3. Safeguard the corporate network with role-based device usage permissions and customizable access to corporate accounts. Where remote access is granted, require two factor authentification to connect to the corporate network.
4. Prevent downloading unapproved apps from unreliable third-party sources and only allow downloads from trusted sources, such as a corporate store, the iOS App store, or Google Play.
5. Detect and report high risk and non compliant devices Easily discover jail-broken and rooted devices within your organization’s network.
6. In case of loss/theft, educate employees to report it quickly and have employees to geographically locate the device and wipe its data to ensure corporate data safety.
7. Get employees to understand the dangers of “phishing” emails with links, “spearphish” personalized emails, or other dangerous e-mails sent to employees.
8. Verify all phone calls before taking action that could expose network to hackers.
9. Use Strong Passwords and Biometrics Ensure devices are protected with a strong password, PIN, or biometric authentication like fingerprint or facial recognition. This adds an additional layer of security to prevent unauthorized access.
   10. Enable Two-Factor Authentication (2FA) Use 2FA for your accounts to add an extra step in the login process. This usually involves receiving a code on your mobile device that you must enter along with your password.

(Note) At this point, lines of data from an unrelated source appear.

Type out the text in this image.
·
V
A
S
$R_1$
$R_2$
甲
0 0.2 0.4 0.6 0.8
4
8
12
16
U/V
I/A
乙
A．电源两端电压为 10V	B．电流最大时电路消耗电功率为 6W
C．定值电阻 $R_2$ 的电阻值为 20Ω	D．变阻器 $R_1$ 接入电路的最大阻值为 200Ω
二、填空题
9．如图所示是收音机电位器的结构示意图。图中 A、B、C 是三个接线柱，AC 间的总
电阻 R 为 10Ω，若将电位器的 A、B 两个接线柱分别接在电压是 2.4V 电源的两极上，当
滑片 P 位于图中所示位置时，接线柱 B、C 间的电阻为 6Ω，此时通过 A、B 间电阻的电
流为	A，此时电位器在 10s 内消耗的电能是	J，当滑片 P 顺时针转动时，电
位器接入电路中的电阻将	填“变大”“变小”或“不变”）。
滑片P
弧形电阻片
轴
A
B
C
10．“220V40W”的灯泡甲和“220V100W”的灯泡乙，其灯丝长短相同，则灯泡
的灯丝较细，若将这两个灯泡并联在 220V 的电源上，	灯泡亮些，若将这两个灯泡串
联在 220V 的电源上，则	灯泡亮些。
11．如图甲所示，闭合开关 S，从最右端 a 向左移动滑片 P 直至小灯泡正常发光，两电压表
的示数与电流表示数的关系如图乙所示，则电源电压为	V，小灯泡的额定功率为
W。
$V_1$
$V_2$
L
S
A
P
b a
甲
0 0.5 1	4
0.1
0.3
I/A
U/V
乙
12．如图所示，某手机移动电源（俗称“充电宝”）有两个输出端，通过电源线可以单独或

   11. Keep Software Updated Insure that all device’s operating system and applications are regularly updated to the latest versions. These updates often include security patches that fix vulnerabilities.
   12. Install Security Software Use reputable mobile security software that provides features like malware protection, anti-theft, and secure browsing.
   13. Be Cautious with Apps: Download apps only from trusted sources like the Google Play Store or Apple App Store. Be wary of app permissions and avoid granting access to sensitive information unless absolutely necessary.
   14. Use Encryption  Enable encryption on your device to protect your data in case the device is lost or stolen. Most modern devices offer built-in encryption features.
   15. Regularly Backup Data Ensure you have regular backups of your data either on the cloud or an external storage device. This helps in data recovery in case of a device loss or failure.
   16. Be Aware of Phishing Be cautious of emails, messages, or links from unknown sources. Phishing attacks often use these methods to trick users into revealing personal information.
   17. Remote Wipe Capability Ensure your device is set up with a remote wipe capability, which allows you to erase all data on your device if it is lost or stolen.

Implementation Tips
 • Training and Awareness: Educate users on the importance of mobile security and how to recognize potential threats.
 • Regular Audits: Conduct regular security audits and vulnerability assessments to identify and address potential security gaps.
 • Policy Enforcement: Implement and enforce mobile security policies in your organization to ensure compliance and protection.

The list above is a starting point. Threats keep changing and ETMA members will expand its coverage of security as well.